Sheffield Magistrates heard that immediately after the incident, the remaining ten rooflights on the flat roof were boarded over, making them safe.

The court heard this should have been done prior to any work starting on the roof, in events that could provide the basis for work compensation claims.

Magistrates fined JF Finnegan, of Ecclesall Road, £15,000 with £5,179.90 costs for failing to provide suitable protection for any fragile surfaces on the roof under the Work at Height Regulations 2005. Lilquest, of Hoyland Road, were fined £3,000 with £2,000 costs for the same offence. Both companies pleaded guilty.

HSE Inspector Dave Bradley said:
"This was an obvious and known risk, and one that should have been dealt with before any work went ahead.
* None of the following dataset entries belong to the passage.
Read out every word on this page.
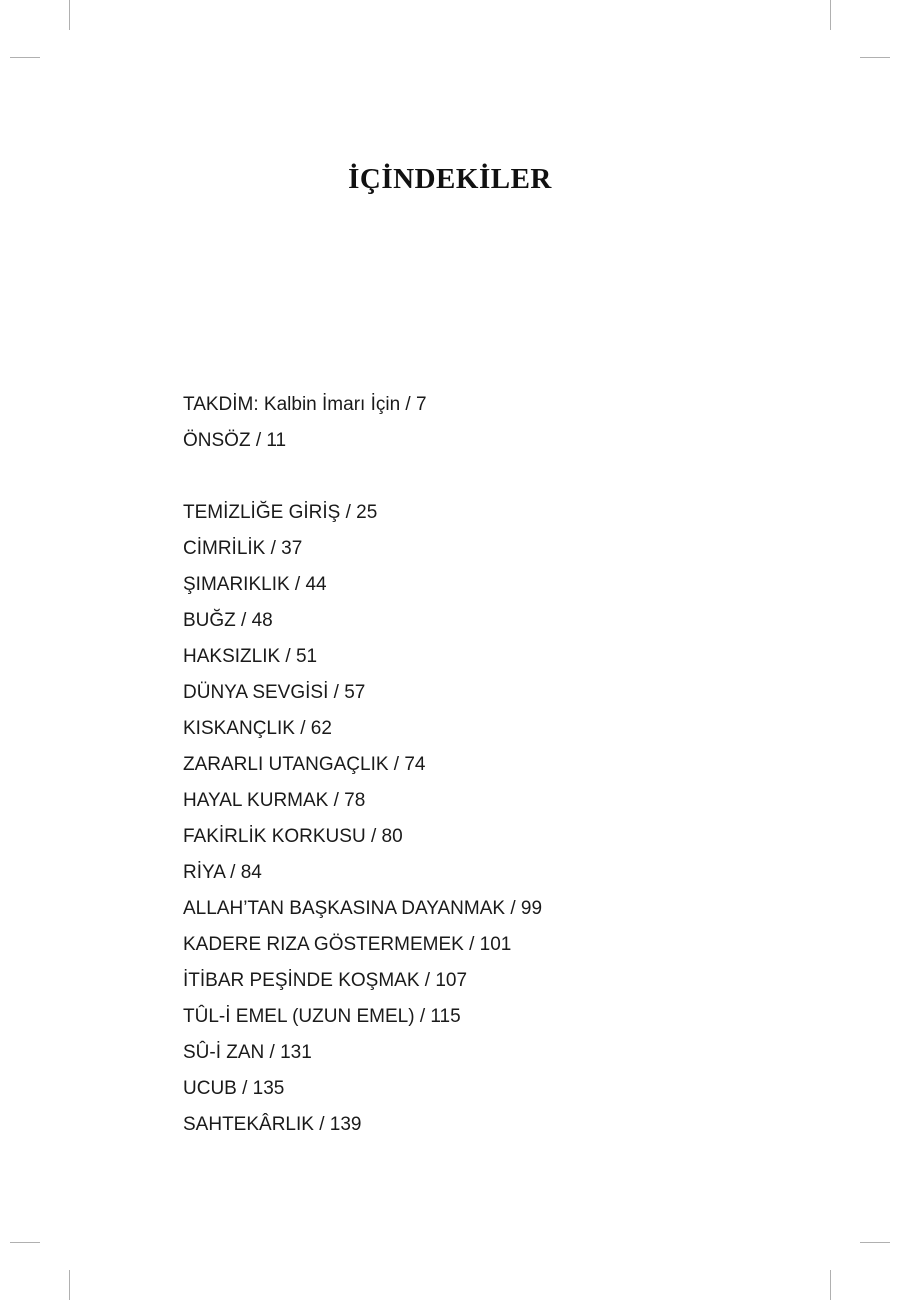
İÇİNDEKİLER
TAKDİM: Kalbin İmarı İçin / 7
ÖNSÖZ / 11
TEMİZLİĞE GİRİŞ / 25
CİMRİLİK / 37
ŞIMARIKLIK / 44
BUĞZ / 48
HAKSIZLIK / 51
DÜNYA SEVGİSİ / 57
KISKANÇLIK / 62
ZARARLI UTANGAÇLIK / 74
HAYAL KURMAK / 78
FAKİRLİK KORKUSU / 80
RİYA / 84
ALLAH’TAN BAŞKASINA DAYANMAK / 99
KADERE RIZA GÖSTERMEMEK / 101
İTİBAR PEŞİNDE KOŞMAK / 107
TÛL-İ EMEL (UZUN EMEL) / 115
SÛ-İ ZAN / 131
UCUB / 135
SAHTEKÂRLIK / 139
Falls from height are the most common cause of fatal injuries in the workplace and are also responsible for many serious injuries.
"The control measures needed to avert these risks are cheap and simple and widely-known throughout the construction industry.
"Mr Coulson has been unable to work since this happened so the impact on him has been significant. The HSE will not hesitate to use the enforcement powers we have to protect people from injury at work."

Falls from height remain the most common cause of workplace fatality. In 2008/09 there were 35 fatalities, 4,654 major injuries and a further 7,065 injuries that caused the injured person to be off work for three days or more, due to a fall from height.